I read a lot, and 2021 was no different. By New Year's Eve, I had read 53 books during the year. While I'm not going to list them all here, I wanted to call a few out for various reasons.

The first book I read in 2021 is one I think everyone should read: The Diary of Anne Frank. Apparently, I've read this before (based on my Goodread's history), but it felt new to me. I've written in a journal almost every day since November 19, 2019, so I really felt a connection to someone who, while under awful conditions, spent a lot of time writing about her hopes, dreams, questions, concerns, and more.

I have enjoyed every one of Michael J. Fox's books, and No Time Like the Future: An Optimist Considers Mortality did not disappoint. He's a great writer and his humor (and humanity) come through in his books.

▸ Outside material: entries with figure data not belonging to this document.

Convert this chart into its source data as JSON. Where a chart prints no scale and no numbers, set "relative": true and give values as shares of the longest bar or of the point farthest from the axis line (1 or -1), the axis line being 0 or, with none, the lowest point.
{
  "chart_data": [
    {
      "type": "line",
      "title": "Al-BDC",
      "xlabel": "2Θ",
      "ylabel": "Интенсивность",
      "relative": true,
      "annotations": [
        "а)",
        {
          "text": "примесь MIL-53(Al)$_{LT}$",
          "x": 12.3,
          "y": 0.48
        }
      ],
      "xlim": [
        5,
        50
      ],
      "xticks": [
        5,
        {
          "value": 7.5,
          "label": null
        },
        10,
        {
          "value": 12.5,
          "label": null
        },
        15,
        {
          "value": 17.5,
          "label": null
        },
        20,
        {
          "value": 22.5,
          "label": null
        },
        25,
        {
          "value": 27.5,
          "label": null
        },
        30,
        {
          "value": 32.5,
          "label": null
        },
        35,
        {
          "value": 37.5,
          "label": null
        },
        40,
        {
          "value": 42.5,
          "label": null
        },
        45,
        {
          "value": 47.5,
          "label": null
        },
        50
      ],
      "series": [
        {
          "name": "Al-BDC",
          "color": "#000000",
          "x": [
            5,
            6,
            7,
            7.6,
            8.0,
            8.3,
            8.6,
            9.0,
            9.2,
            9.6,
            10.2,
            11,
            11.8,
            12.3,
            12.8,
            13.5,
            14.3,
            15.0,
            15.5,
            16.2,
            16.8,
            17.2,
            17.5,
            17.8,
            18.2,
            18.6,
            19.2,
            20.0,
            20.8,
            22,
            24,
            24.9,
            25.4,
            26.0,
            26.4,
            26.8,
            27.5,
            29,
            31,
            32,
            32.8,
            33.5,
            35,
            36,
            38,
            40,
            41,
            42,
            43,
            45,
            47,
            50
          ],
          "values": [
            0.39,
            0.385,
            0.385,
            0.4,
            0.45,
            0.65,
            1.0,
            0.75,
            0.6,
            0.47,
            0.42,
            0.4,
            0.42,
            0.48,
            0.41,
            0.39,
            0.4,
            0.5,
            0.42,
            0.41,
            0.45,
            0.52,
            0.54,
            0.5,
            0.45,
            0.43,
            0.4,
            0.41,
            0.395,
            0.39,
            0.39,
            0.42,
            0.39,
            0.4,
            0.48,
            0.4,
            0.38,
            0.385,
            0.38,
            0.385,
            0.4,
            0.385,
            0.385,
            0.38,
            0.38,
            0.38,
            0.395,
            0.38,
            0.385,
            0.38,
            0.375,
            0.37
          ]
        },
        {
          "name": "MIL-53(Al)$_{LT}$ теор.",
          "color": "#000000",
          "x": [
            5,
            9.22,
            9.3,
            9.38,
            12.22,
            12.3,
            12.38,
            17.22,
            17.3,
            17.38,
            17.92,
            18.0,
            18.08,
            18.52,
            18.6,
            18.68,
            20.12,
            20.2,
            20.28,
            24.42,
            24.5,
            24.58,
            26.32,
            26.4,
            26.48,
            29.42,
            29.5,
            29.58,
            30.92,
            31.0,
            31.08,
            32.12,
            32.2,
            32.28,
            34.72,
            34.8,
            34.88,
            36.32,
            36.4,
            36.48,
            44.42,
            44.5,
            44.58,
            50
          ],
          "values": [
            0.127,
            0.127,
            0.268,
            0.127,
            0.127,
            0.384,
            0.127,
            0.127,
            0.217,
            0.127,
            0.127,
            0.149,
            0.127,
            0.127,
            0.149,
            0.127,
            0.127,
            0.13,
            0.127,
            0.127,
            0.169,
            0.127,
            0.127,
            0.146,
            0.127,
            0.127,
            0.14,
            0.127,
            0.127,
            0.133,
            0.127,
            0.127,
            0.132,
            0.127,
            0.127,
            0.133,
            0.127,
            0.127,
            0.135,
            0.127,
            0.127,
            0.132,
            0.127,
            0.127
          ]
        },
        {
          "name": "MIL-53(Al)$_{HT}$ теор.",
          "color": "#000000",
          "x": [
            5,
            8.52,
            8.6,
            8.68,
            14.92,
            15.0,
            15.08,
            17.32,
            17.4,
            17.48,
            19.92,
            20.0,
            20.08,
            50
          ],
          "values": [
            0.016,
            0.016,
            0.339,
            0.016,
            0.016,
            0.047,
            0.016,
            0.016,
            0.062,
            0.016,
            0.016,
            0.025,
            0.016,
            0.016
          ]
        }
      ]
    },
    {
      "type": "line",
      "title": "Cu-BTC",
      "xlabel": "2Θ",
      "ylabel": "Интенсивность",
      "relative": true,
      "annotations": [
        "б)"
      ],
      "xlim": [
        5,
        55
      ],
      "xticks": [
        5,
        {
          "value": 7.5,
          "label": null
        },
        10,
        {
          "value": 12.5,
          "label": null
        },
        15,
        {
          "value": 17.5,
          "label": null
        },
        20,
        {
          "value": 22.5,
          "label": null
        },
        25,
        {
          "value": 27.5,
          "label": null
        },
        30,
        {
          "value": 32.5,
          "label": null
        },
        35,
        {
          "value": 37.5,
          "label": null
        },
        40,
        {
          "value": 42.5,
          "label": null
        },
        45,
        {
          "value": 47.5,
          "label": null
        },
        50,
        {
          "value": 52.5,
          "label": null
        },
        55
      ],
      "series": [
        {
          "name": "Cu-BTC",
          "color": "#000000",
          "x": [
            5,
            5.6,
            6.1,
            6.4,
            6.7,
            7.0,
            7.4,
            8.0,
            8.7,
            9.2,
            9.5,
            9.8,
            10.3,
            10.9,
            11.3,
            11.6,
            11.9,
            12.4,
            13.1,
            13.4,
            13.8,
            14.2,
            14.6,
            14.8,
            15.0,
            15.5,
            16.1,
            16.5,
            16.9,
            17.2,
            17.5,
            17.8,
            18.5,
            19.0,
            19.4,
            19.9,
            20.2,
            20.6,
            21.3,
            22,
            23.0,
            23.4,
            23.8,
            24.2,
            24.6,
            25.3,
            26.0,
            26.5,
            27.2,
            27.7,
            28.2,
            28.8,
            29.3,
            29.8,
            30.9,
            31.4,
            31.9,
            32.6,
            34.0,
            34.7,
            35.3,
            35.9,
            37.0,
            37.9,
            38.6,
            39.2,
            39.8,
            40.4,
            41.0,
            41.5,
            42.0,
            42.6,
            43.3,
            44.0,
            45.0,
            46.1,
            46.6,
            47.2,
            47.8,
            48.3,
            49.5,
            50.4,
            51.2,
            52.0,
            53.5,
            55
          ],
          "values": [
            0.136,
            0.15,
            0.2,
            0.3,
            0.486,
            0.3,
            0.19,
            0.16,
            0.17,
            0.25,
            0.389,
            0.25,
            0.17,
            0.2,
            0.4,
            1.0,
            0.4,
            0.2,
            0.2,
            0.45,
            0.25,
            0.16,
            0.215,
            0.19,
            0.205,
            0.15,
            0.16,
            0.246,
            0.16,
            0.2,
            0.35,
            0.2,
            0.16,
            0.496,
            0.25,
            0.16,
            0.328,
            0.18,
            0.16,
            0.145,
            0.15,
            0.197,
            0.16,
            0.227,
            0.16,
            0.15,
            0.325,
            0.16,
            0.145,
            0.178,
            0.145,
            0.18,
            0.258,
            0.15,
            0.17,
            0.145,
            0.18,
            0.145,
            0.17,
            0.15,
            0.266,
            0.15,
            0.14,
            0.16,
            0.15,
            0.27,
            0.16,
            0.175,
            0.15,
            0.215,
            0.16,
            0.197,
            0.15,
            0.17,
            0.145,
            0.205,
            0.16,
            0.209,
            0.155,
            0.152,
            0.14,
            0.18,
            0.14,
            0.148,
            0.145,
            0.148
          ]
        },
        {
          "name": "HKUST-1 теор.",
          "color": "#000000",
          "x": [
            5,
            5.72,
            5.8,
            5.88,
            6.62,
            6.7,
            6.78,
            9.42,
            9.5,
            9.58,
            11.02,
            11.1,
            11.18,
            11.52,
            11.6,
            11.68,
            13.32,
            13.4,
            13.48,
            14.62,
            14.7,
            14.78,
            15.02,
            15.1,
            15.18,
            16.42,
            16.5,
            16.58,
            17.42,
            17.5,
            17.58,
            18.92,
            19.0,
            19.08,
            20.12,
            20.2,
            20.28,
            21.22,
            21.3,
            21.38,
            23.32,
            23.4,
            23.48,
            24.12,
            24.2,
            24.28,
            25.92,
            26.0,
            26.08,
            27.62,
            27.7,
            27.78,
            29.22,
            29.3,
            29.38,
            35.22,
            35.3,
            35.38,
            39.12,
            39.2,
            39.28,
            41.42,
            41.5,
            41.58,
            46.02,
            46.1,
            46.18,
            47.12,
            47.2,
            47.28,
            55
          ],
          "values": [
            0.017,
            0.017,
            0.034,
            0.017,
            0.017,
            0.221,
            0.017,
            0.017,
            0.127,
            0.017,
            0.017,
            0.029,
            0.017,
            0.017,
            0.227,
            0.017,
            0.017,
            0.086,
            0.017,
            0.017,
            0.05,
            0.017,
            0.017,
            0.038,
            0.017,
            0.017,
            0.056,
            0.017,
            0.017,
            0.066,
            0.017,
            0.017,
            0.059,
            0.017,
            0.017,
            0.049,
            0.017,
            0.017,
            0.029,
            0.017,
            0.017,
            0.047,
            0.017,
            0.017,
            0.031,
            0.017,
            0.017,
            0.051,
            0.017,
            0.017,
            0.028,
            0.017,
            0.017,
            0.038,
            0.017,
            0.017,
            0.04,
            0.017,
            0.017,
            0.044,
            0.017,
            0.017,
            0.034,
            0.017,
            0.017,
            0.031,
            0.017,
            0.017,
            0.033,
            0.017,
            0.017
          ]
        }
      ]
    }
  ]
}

I read Tom Clancy novels for years, and always enjoyed them. Well, at least until Red Rabbit which was a terrible book. I always liked the genre so after finding a great Youtuber, C.W. Lemoine aka "Mover", I took a chance on his books. I finished Spectre Rising on March 23, Spectre: Origins on March 24, Avoid. Negotiate. Kill. on March 28, Archangel Fallen on March 30, Executive Reaction on April 3, Brick by Brick on March 8, Stand Against Evil on March 11, Absolute Vengeance on March 16, The Helios Conspiracy on March 21, I am the Sheepdog on March 22, Fini Flight on March 27, and when it was released later in the year, N.O. Justice on August 1. To say I enjoy his writing is a huge understatement. :-) I'm looking forward to what's next!

In the same genre, I stumbled onto Jack Carr. Jack is a former Navy SEAL who spent 20 years in Naval Special Warfare doing what SEALs do. As with Mover's books, I read The Terminal List, True Believer, Savage Son, and The Devil's Hand in just a few days. I pre-ordered his next book which doesn't come out until May 2022. Oh, and The Terminal List is being made into an Amazon series starring Chris Pratt! From what Jack says, the series is going to kick ass.

On a more serious note, I really, REALLY enjoyed The Death of Ivan Ilych by Leo Tolstoy. It's a pretty quick read, but thought-provoking.

Another really short read was Jack London's To Build a Fire. I've read a few Jack London stories over the years with The Sea Wolf being one of my favorites. I don't like the cold, so To Build a Fire struck a chord.

If you're interested to know what Critical Race Theory is, Critical Race Theory: An Introduction is a good way to dip your toes in. It is written by prominent scholars in the movement/theory, so it's as close to the horse's mouth as you can get. My copy is now heavily highlighted and underlined because I believe it's important to understand, not just pontificate. It was an enlightening read. I don't agree with any of it, but I'm still willing to understand it. Educate yourselves. Don't just listen to the talking heads on your news channel of choice.

Uncle Tom's Cabin by Harriet Beecher Stowe was outstanding! It took some turns I wasn't expecting, but I'm glad I read it, and I highly recommend it.

The Handmaid's Tale by Margaret Atwood was good, but the ending...GRRR. I won't spoil it here, but when I hit the ending I'm pretty sure I yelled a few choice words. Her writing style was different and a bit hard to get used to, but again, I'm glad I read it.

Dandelion Wine by Ray Bradbury has found its way into my top 5 favorite books. It was so good that I can see myself reading it again in the not too distant future.

Overall, Goodreads tells me I read around 16,000 pages in those 53 books. The longest book I read was Once an Eagle by Anton Myrer and the shortest was Courage Under Fire by James Stockdale.